Inside Amy Powney X Finisterre’s design-led capsule wardrobe for your outdoor adventures
Monocle visits our pick of fashion labels designing especially for colder climes.
Amy Powney began her career “sweeping the floors and working her way up” at Mother of Pearl, the London-based ready-to-wear label founded by Maia Norman. She became the brand’s creative director in 2015 and, for nearly a decade, worked to modernise the its business model by moving away from runway shows, offering seasonless designs and investing in natural, environmentally friendly materials. Her impact has been felt across the fashion industry – she has helped to educate consumers to make better shopping choices and held her peers to higher standards.

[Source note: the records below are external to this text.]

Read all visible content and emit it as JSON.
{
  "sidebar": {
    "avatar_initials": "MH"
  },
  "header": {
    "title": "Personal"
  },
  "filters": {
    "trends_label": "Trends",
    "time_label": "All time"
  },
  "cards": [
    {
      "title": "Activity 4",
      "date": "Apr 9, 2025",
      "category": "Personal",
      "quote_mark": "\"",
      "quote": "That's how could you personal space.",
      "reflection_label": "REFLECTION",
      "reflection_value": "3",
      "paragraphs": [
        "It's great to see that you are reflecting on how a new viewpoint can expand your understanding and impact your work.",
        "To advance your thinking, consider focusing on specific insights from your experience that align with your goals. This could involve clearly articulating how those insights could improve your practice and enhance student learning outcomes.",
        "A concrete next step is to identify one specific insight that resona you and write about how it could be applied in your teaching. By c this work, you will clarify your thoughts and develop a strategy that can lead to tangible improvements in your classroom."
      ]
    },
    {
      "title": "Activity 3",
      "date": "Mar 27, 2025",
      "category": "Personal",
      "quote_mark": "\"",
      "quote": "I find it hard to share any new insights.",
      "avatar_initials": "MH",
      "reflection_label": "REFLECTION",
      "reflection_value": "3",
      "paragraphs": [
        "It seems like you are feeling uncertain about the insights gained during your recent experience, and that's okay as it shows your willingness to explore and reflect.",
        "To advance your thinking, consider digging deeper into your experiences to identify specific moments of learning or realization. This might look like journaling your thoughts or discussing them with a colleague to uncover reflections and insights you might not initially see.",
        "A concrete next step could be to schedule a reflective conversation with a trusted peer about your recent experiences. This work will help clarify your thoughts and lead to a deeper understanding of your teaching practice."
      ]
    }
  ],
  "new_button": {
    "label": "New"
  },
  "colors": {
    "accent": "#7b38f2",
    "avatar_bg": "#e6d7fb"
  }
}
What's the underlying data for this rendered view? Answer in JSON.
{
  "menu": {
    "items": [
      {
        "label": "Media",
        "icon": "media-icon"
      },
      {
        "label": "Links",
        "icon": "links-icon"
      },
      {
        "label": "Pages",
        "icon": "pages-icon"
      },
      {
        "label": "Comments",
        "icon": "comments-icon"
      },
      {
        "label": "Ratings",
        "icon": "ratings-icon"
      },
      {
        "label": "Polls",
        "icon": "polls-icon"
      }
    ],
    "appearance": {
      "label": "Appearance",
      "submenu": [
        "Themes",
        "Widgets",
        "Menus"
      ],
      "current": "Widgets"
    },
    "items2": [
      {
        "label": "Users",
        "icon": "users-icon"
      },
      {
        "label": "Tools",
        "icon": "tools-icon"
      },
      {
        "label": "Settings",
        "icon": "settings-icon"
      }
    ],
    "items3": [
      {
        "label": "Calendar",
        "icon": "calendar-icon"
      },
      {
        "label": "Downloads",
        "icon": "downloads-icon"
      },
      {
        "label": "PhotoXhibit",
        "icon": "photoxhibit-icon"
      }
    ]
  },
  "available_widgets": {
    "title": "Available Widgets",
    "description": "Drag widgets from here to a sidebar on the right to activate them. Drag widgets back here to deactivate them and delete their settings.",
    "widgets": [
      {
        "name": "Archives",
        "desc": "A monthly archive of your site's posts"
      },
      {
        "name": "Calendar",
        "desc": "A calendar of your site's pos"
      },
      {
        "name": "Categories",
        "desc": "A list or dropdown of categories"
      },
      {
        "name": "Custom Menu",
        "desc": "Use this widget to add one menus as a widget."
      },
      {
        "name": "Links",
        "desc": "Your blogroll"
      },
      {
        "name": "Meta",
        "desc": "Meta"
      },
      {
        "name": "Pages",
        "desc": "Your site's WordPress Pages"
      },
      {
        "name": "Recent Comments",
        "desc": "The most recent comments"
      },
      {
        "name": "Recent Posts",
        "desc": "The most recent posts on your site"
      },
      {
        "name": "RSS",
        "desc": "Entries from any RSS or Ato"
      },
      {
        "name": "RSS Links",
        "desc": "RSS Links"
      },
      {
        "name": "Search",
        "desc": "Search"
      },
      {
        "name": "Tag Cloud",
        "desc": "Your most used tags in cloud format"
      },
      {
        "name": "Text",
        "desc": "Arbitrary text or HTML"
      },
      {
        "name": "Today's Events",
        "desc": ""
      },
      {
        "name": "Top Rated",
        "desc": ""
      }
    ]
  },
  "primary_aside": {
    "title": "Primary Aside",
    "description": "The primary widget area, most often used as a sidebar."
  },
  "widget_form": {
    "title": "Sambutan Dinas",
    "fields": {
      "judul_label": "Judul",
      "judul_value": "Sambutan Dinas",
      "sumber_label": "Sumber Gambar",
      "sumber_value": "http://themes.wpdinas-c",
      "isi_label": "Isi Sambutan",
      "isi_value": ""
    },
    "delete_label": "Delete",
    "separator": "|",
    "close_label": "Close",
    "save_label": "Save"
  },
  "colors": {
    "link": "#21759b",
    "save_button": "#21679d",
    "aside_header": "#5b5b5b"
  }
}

At the start of 2025 she decided to go out on her own. She launched Akyn, a women’s ready-to-wear brand, and soon forged a partnership with Cornish label Finisterre, known for its specialist outdoor wear. “I just turned 40 and felt it was the right time to go my own way,” says Powney. “The world has changed so much, I wanted to say something different.”
Building a sustainable supply chain is key to her strategy, with Akyn producing in small Portuguese factories and using only four fibres: cotton, lyocell, regenerative wool and European linen. “Until the industry finds a viable recycling solution, I don’t want to take part in the fossil-fuel industry, so I limit our fibre pool to natural or regenerative textiles,” she says. “My ultimate vision is to create a product that leaves no trace.”


This time, Powney is thinking more deeply about the creative process. “We lost connection to the craft and the process. When I think back to my time as a student, we were researching the likes of Martin Margiela, Coco Chanel and Alexander McQueen, and so much was about design. If we can emotionally engage people back to the product, we can get them to be less consumption-focused and more swooned by creativity and connection [to the makers].”
Powney is also ensuring that she is surrounded by people who inspire her, appointing an advisory community that includes the Tank magazine CEO, Caroline Issa, and Textile Exchange’s Claire Bergkamp. “I want this to be a community brand,” says Powney. “That’s why I didn’t name it after me. I believe in being part of a network.”

It’s also why she began working with Finisterre at the same time as she was launching Akyn, having found common ground with its founder, Tom Kay. “What you see is what you get with them, there’s so much heart and soul in what they do,” says Powney, who has been visiting Cornwall, in the southwest of England, to design her first collaboration collection with Kay. “As a designer who was so accustomed to working around the clock and never leaving the studio, it was so nice to visit the Finisterre HQ and connect to nature, to a different way of making products. Going for a morning swim is part of their routine.”
The new capsule includes the kind of coldweather essentials in which Finisterre specialises: a waterproof parka in elegant burnt orange; a quilted jacket made of recycled fishing nets; a long coat that can double as a beach robe. There’s also knitwear, from cosy fishermen’s rib jumpers to knitted balaclavas – part of a strategy to expand the brand’s offer to include more urban wear and fashion-focused designs.


“There’s a massive gap in the market for outdoor products that are also design-led,” says Powney. “Urban brands tend to prioritise design, while most outdoor brands purely focus on function. We wanted to create something beautiful, with interesting silhouettes, that still retains all the technical qualities. Our brands are very similar in terms of our ethos, we just produce very different clothing. It was amazing to meet in the middle.”